Pohl et al compared the particle size reduction of Aerosil 90 (2%wt) in water using an Ultra-Turrax (rotor-stator-system) at various settings with that of a Hielscher UIP1000hd ultrasonic device in continuous mode.

The study of Pohl et al concludes that 'at constant specific energy EV ultrasound is more effective than the rotor-stator-system' and that 'the applied ultrasound frequency in the range from 20kHz up to 30kHz has no major effect on the dispersion process'.

The break up of the agglomerate structures in aqueous and non-aqueous suspensions allows utilising the full potential of nanosize materials.

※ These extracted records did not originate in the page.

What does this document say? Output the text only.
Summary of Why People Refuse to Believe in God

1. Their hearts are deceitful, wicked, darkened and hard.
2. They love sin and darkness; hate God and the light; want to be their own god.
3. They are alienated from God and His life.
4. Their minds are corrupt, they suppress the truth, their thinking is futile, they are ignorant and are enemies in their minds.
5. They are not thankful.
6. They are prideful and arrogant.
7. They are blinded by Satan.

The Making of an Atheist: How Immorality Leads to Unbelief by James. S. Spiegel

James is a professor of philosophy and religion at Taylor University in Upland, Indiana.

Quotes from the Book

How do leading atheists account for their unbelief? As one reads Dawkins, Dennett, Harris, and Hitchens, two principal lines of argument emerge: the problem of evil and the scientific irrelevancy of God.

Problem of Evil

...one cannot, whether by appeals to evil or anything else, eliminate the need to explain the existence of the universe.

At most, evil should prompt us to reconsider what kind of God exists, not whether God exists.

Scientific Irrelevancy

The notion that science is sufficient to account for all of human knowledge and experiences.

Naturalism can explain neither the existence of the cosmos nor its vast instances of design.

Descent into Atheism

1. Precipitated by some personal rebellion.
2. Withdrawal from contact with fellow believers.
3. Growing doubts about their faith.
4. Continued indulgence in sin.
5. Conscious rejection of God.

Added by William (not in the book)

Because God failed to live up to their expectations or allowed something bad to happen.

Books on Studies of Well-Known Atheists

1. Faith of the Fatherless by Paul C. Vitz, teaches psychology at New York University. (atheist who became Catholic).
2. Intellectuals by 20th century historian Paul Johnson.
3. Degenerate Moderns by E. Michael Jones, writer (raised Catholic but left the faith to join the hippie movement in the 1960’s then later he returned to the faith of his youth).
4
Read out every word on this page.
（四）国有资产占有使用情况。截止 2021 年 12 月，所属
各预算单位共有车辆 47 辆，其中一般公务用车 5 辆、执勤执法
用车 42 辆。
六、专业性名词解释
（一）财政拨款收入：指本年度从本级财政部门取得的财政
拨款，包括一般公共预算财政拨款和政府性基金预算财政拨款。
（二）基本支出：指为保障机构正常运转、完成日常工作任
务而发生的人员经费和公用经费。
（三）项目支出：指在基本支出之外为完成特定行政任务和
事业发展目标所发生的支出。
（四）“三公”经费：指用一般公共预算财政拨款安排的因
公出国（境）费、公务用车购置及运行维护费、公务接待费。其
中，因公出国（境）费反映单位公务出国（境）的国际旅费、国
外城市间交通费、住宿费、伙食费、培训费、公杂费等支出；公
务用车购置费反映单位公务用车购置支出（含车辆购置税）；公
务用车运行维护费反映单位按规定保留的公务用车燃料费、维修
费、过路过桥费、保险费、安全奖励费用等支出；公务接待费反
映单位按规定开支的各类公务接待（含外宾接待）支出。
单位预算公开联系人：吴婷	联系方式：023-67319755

Investigations at various dispersions of nanoparticulate agglomerates with a variable solid content have demonstrated the considerable advantage of ultrasound when compared with other technologies, such as rotor stator mixers, piston homogenisers or wet milling methods, such as bead mills or colloid mills.

Hielscher ultrasonic systems can be run at fairly high solids concentrations.

For example, for silica the breakage rate was found to be independent of the solid concentration up to 50 per cent by weight.

Ultrasound can be applied for the dispersing of high-concentration master-batches, processing low and high viscosity liquids.

Conclusion: Dispersing and wet milling by ultrasonic cavitation is a proven technique to achieve evenly distributed dispersions at nano range as well as particle size reduction down to micron- and nano-size.

Full control over the parameters of amplitude, pressure, temperature, viscosity and concentration allows us to find the right process adjustment regarding particle characteristics and aimed size.

With ultrasonic industrial processors in the power range between 500W up to 16kW per device it becomes possible to develop specific process setups to fulfil specific requirements.

With the wide device range, all steps of development - from first testing to process optimisation and final production - are covered.

The advantages shown above turn ultrasonic dispersing and milling into a potential technology for industrial processing in various sectors, such as for the production of paints and coatings, ink and inkjet, cement and concrete, or cosmetics.